Compute world position by walking N units along spline?

Question

My goal is to move ahead along a spline 'x' world units, unfortunately there is no way to map spline points to world points.

What I do is I iterate along the spline by a small alpha amount (say 0.001), get the new spline point vs the old one and add the difference to a total up until it equals or is slightly greater than the distance I wanted to move in world space.

This works fine but there is a huge bottleneck with the sqrt, basically to calculate the distance between two vector points you need to do a square root calculation.

I feel it should be possible to just get the squared value and just use that, unfortunately I can't get the code working, here is what I have:

Where _distance is the amount to move, Distance is the alpha value along the spline.

        float distanceMoved = 0;

        float oldDistance = Distance;

        while (distanceMoved < (_distance))
        {
            Vector3 before = Position;
            float oldAlpha = Alpha;
            float oldDist = Distance;
            Distance += _iteration;

            distanceMoved += (before - Position).magnitude;
        }

Notice the line with (before - Position).magnitude, the .magnitude property performs a square root.

I've tried changing it to .sqarMagnitude and say distanceMoved < distance * distance but it has accelerated the rate of movement forwards.

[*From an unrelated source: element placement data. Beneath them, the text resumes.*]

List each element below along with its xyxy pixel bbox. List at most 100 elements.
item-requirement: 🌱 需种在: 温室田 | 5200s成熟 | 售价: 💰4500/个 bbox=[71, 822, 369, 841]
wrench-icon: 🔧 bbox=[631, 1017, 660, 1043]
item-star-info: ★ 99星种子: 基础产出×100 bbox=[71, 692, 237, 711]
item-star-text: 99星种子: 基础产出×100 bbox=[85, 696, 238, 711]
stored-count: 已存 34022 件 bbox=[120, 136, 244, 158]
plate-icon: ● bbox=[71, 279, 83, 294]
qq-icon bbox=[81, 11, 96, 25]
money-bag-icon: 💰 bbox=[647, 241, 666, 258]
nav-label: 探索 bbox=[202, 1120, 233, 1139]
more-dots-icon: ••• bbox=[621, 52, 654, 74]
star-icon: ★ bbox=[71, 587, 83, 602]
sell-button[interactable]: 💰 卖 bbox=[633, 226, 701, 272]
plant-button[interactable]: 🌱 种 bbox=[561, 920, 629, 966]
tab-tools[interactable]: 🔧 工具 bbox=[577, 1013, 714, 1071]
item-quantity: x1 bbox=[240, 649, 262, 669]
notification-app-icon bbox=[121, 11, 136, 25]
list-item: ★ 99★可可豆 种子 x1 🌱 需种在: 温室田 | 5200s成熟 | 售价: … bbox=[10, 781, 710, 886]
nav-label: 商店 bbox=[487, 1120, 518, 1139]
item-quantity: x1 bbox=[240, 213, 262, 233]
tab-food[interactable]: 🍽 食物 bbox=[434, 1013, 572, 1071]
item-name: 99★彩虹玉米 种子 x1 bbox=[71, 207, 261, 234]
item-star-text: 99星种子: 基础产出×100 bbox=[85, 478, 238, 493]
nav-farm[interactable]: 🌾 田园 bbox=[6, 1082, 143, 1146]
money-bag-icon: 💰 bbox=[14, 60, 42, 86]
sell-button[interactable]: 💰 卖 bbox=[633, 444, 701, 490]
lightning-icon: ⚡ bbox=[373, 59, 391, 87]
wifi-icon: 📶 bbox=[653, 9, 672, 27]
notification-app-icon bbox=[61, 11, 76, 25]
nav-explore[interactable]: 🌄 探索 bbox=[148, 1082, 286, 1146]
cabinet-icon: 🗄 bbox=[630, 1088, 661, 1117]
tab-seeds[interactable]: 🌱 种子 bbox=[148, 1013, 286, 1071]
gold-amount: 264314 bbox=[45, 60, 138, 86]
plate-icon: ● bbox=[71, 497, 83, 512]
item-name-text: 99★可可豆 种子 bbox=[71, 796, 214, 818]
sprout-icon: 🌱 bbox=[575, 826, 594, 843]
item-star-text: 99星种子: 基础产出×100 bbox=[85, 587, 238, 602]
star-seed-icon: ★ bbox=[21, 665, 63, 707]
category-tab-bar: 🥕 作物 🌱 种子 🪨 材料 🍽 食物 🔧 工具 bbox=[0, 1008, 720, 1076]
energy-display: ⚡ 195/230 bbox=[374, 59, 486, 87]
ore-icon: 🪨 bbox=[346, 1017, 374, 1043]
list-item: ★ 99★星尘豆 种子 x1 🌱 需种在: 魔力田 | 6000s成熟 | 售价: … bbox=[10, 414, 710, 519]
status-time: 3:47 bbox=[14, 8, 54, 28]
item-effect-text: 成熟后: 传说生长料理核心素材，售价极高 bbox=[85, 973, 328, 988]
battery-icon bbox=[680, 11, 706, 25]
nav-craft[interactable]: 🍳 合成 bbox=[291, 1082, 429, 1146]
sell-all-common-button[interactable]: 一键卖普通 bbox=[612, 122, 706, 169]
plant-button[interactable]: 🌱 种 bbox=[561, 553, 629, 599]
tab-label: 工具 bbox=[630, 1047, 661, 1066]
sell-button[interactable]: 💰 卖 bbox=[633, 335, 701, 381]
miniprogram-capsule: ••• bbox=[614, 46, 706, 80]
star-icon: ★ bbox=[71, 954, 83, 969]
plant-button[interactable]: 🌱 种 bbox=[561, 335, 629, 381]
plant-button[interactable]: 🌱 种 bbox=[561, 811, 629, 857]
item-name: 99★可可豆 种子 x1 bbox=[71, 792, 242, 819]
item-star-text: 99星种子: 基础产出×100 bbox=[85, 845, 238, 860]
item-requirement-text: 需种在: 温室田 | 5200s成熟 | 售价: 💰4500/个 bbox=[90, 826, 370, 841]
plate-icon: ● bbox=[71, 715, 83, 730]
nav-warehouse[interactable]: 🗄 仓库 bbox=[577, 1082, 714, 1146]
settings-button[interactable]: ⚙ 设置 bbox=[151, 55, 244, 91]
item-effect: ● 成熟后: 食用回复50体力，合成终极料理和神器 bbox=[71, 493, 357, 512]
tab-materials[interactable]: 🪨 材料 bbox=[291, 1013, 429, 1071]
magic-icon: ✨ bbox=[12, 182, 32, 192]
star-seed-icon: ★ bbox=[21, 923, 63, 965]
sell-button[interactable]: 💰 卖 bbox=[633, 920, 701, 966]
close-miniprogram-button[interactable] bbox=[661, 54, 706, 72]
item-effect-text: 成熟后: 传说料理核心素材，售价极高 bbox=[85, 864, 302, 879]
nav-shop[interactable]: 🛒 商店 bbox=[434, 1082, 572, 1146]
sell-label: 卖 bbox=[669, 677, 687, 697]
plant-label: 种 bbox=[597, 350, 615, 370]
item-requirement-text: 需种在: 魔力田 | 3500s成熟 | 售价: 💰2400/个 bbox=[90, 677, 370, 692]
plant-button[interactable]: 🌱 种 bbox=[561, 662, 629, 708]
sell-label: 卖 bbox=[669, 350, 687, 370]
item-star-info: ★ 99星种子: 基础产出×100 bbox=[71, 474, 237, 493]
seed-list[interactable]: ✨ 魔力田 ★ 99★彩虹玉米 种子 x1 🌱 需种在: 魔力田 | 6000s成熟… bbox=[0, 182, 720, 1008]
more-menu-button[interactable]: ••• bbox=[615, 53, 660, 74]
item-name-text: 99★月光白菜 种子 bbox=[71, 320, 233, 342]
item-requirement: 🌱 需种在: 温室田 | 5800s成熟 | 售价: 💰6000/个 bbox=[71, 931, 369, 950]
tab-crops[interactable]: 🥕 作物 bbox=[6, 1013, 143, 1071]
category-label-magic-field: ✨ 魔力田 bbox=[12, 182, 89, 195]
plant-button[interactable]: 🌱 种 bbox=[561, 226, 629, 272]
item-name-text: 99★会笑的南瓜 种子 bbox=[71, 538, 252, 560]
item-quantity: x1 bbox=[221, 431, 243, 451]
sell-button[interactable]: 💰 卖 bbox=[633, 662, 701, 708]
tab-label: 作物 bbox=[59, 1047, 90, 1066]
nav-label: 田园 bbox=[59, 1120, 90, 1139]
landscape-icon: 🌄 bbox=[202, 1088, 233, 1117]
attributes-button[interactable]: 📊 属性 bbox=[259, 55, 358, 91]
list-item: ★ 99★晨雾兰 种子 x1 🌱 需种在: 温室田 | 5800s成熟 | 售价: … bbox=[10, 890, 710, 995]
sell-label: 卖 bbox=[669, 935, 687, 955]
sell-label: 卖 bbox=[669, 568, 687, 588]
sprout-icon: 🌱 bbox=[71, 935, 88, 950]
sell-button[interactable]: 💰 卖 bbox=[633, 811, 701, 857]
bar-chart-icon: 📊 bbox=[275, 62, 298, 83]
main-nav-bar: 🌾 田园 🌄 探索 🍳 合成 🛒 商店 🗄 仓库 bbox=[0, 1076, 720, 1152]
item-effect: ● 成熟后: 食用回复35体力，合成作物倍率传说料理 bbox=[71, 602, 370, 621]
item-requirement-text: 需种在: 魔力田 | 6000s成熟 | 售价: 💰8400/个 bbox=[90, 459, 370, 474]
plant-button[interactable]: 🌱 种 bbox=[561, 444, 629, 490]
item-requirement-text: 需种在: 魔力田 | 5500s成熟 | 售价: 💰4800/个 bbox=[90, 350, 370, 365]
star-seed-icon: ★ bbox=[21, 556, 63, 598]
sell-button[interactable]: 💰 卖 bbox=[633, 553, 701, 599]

Any ideas what is going wrong or how I can get rid of the square rooting or do this differently entirely?

Answer 1

You shouldn't do a linear search!!! You should opt for a binary search in the first place. Secondly, you should have multiplied the desired distance by itself i.e. desired_distance_to_move * desired_distance_to_move than do a binary or (in case you care not of performance) a linear search for a point with a distance * distance > desired_distance^2 (and < [desired_distance^2 + 1]) if you are doing binary search).

How to do binary search in a situation like this:

a is the estimated step size.

t is the current position on the spline.

distance_2() is a function that returns the square distance without using root obviously

spline() gets you a position on the spline

old_pos = spline(t);
curr_dist_2 = distance_2(old_pos, spline(t + a));
step_size = a;

while (curr_dist_2 < desired_dist_2)
  {
    a += step_size;
    step_size *= 2;
    curr_dist_2 = distance_2(old_pos, spline(t + a));
  }


while (curr_dist_2 > desired_dist_2 + 1 || curr_dist_2 < desired_dist_2)
 {
   step_size /= 2;
   if (curr_dist_2 > desired_dist_2 + 1)
     {
       a -= step_size;
     }
   else
     {
       a += step_size;
     }
   curr_dist_2 = distance_2(old_pos, spline(t + a));
 }

Answer 2

If the curvature of your spline is small enough, there is a method that will speed up things while remaining accurate. The idea is the same as developed in my answer to this question: if iterating by alpha makes you advance by distance, then iterating by K * alpha will make you advance by approximately K * distance as long as K is not too large.

Given your desired distance _distance, the function becomes as ridiculously short as this:

    float const d = 0.001;

    Vector3 oldPosition = Position;

    Distance += d;
    Distance += d * (_distance / (oldPosition - Position).magnitude - 1.0);

Now of course if _distance becomes too large, the approximation no longer works well. You can fix this by doing a small, reasonable number of iterations instead:

    for (int i = 0; i < 10; i++)
        Advance(_distance / 10.0);